Talia vociferans, gemitu tectum omne replebat…

« Cette inconvenante sortie philosophique, mon cher ami, n’était que pour amener une citation de Virgile, et j’aime à le citer ; c’est une manie que j’ai et dont vous avez dû déjà vous apercevoir.

D’ailleurs les vents s’apaisent,
Les voilà qui se taisent,

et je n’ai plus envie de mourir, Admirez l’éloquence du silence, après avoir reconnu le pouvoir des sons ! Le calme donc étant revenu, toutes mes croyance me sont rendues[1]. »

Relisez ces lignes : la psychologie y déborde, une psychologie personnelle, directe, jaillissante, pour ainsi dire, et aboutissant toujours à donner à la nature extérieure des voix semblables ou tout au moins analogues à la nôtre.
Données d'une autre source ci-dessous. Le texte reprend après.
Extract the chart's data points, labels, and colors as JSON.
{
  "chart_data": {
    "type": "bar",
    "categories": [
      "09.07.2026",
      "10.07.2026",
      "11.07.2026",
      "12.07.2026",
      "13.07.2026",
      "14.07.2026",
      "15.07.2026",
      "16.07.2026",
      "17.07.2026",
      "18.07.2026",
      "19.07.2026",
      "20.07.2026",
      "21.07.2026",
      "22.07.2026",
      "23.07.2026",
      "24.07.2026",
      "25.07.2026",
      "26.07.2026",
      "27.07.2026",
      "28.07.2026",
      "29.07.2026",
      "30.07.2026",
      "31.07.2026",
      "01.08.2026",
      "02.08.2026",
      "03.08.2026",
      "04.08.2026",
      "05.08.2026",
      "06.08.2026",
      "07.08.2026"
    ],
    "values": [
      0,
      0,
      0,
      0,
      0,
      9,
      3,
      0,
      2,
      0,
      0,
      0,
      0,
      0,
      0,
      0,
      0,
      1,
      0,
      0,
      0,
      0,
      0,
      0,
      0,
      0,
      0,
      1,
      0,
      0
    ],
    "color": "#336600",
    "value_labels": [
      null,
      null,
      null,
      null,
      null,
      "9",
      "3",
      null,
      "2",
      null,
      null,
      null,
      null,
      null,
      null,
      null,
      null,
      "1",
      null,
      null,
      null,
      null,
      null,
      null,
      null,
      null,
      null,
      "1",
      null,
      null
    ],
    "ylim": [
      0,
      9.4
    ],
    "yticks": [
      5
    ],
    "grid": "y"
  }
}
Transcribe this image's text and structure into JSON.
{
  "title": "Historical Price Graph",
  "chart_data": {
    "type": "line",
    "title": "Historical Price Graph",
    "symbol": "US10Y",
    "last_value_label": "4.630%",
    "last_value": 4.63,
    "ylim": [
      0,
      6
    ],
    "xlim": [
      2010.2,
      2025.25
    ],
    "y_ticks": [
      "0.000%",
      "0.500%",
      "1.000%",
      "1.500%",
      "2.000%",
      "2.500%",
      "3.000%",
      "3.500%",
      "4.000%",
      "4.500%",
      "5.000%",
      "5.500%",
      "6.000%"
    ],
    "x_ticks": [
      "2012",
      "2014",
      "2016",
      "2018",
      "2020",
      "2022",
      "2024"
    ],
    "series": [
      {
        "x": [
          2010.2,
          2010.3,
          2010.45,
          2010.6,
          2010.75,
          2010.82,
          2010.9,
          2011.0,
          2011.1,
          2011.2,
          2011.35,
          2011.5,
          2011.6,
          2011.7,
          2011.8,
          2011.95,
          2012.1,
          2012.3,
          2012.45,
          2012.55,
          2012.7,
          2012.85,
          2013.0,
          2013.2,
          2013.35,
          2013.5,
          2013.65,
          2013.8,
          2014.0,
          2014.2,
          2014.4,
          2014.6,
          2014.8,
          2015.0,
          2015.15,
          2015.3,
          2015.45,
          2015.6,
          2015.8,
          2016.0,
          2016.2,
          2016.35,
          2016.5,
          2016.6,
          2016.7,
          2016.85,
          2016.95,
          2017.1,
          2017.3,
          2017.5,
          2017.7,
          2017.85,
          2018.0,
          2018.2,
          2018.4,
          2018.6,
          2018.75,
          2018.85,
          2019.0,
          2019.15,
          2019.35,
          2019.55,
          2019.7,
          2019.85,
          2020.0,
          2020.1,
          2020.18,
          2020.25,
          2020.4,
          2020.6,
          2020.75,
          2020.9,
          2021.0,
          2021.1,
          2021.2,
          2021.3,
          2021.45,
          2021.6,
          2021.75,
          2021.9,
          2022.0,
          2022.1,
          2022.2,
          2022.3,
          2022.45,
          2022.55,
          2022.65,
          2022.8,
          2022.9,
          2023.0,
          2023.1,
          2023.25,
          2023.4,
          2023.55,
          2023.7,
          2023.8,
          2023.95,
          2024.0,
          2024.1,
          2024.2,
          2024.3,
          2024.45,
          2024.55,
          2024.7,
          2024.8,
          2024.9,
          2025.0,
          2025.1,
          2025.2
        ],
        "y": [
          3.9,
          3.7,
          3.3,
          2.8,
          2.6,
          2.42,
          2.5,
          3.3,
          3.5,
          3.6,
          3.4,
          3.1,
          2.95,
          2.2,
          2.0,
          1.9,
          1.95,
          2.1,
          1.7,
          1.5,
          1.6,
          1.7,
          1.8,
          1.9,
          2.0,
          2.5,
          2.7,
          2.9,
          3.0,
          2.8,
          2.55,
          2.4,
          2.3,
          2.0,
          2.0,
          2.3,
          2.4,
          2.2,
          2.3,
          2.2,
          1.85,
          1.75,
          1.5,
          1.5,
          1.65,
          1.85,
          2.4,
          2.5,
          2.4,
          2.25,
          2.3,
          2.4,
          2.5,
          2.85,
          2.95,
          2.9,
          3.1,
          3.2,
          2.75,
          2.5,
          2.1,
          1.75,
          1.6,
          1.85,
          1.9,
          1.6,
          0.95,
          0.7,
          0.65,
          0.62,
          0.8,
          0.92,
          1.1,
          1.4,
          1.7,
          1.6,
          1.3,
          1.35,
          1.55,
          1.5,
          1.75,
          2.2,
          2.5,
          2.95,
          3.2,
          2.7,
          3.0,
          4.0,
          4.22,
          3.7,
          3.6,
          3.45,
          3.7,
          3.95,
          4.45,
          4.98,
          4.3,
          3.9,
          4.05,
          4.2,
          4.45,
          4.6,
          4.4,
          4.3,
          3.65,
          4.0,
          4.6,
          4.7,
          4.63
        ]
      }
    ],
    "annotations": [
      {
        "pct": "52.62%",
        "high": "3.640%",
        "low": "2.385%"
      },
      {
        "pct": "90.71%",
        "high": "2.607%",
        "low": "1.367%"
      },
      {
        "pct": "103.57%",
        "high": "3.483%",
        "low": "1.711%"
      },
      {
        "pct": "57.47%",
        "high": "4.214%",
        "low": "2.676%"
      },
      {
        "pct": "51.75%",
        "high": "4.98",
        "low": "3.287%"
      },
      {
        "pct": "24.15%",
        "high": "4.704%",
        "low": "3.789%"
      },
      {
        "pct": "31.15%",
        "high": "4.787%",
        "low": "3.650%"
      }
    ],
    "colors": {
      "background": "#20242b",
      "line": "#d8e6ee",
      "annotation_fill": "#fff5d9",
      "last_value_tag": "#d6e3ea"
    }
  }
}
On entend, avec Berlioz, la voix du vent geindre, se lamenter, gémir, hurler, se perdre, revenir, chanter, parler même. Retranchons la parole, qui n’y est pas, la voix, qui y est, restera. Et Berlioz l’appelle de son nom. Or il s’agit ici du souffle orageux et des vents ossianiques. Comment douter encore que, lorsqu’ils « nous

  1. Les grotesques de la musique, pp. 294-296, Edit. de 1880. Calmann-Lévy.